Vous avez d’autres objectifs qu’aider les sans-abris ?

 — Phillipe : Notre objectif est d’essayer que les habitants du camp aillent le moins possible en ville pour ne pas s’exposer au virus. Pourquoi vont-ils en ville ? Pour aller chercher du tabac, de l’alcool ou de la drogue. Le tabac et l’alcool, on peut leur en amener. J’aurais bien voulu étendre cette démarche au parc Astrid, on en a discuté avec la ville, mais elle n’était pas d’accord. On parle d’une ou deux bières par soirée. Quand on rentre chez nous, on boit aussi une bière. Ici dans les coteaux, depuis le confinement, ils boivent moins, ils fument moins. On a l’impression que ça tient la route même s’ils sont tous dans la merde. Il y a plus ou moins 25 personnes ici.

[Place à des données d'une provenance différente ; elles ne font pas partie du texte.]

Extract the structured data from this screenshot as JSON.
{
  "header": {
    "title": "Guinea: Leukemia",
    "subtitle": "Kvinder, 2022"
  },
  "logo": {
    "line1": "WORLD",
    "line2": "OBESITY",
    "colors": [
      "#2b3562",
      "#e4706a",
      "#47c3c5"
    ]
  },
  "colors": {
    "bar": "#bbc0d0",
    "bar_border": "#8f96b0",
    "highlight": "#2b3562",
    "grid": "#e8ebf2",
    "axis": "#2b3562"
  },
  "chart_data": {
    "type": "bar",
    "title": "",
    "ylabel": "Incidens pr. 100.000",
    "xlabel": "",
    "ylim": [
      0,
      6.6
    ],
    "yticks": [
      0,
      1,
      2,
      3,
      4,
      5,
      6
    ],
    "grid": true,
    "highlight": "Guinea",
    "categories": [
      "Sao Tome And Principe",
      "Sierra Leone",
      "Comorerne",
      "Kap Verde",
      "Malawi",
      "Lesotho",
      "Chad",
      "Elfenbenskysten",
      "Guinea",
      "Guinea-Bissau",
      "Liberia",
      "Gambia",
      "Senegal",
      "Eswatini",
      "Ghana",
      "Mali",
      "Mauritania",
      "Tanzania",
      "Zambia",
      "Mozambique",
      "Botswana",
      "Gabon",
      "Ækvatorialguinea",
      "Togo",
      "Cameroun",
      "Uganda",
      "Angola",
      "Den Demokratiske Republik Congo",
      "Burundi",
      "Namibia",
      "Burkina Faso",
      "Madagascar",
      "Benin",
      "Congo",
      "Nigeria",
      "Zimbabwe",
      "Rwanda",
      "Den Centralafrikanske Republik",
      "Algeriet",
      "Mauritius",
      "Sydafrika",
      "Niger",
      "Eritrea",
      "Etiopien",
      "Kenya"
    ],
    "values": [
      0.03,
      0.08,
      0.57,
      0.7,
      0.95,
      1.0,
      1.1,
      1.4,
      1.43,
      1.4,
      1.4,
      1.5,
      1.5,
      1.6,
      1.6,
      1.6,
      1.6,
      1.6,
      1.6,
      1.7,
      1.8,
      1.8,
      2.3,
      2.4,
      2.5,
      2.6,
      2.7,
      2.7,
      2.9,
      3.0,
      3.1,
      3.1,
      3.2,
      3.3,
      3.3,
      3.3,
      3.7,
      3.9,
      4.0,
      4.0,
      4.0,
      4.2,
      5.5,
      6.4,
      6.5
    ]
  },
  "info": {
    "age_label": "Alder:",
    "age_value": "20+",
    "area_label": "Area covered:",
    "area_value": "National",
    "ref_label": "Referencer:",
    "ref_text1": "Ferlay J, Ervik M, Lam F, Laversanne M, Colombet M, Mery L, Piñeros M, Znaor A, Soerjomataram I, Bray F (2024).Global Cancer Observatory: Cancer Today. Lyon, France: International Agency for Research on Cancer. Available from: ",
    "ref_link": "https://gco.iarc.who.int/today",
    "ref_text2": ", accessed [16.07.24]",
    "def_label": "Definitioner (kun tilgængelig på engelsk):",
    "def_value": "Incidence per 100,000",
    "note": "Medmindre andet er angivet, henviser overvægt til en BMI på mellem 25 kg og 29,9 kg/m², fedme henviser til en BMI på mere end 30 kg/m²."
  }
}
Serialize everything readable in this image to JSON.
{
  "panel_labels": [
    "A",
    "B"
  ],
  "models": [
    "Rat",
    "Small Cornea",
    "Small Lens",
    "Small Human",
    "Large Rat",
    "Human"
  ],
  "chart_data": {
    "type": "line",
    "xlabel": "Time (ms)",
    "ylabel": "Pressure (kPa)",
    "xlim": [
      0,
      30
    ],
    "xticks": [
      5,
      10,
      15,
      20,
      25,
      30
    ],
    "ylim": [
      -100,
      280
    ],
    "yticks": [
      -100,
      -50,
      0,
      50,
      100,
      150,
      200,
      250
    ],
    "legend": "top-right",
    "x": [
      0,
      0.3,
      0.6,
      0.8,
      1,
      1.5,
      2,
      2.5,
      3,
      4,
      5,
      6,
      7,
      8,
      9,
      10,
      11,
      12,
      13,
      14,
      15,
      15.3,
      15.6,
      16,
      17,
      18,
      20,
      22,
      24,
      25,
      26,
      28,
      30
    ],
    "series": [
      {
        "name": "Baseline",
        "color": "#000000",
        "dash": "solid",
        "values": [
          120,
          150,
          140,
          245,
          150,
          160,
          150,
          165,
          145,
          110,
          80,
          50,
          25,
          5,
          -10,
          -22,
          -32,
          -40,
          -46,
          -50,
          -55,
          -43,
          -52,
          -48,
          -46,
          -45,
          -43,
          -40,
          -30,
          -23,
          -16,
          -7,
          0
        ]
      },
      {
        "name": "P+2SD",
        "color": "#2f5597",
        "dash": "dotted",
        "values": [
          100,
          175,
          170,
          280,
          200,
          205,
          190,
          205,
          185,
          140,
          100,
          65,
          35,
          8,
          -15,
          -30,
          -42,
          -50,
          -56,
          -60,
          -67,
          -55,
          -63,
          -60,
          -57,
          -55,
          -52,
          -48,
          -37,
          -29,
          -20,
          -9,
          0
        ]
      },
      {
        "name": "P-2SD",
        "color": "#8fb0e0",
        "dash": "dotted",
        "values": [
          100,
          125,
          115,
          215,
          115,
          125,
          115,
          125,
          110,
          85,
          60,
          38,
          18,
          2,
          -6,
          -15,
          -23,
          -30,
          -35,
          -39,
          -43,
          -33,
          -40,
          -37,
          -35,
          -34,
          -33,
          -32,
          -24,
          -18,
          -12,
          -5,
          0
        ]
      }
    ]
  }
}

Il faut les aider, le chemin et encore long pour certain.

Et l’après ?

 — Sophie : J’en parle déjà avec mes amis. Avec le déconfinement, on va arrêter de venir ici dans les coteaux, les SDF vont retourner en ville et recommencer à faire la manche. J’aimerai bien que la solidarité qu’on voit maintenant continue d’une autre façon. Que les gens trouvent une bonne manière de se relationner avec les autres, en donnant plus ou autrement.

— Philippe : La vraie solution serait de construire des logements sociaux.

— Sophie : La ville l’a annoncé, ils sont en train de travailler pour proposer des habitats collectifs… on va voir.

Est-ce que vous n’avez pas l’impression qu’on profite de votre bénévolat et que la ville se repose sur vous pour faire les missions qu’elle ne fait plus ?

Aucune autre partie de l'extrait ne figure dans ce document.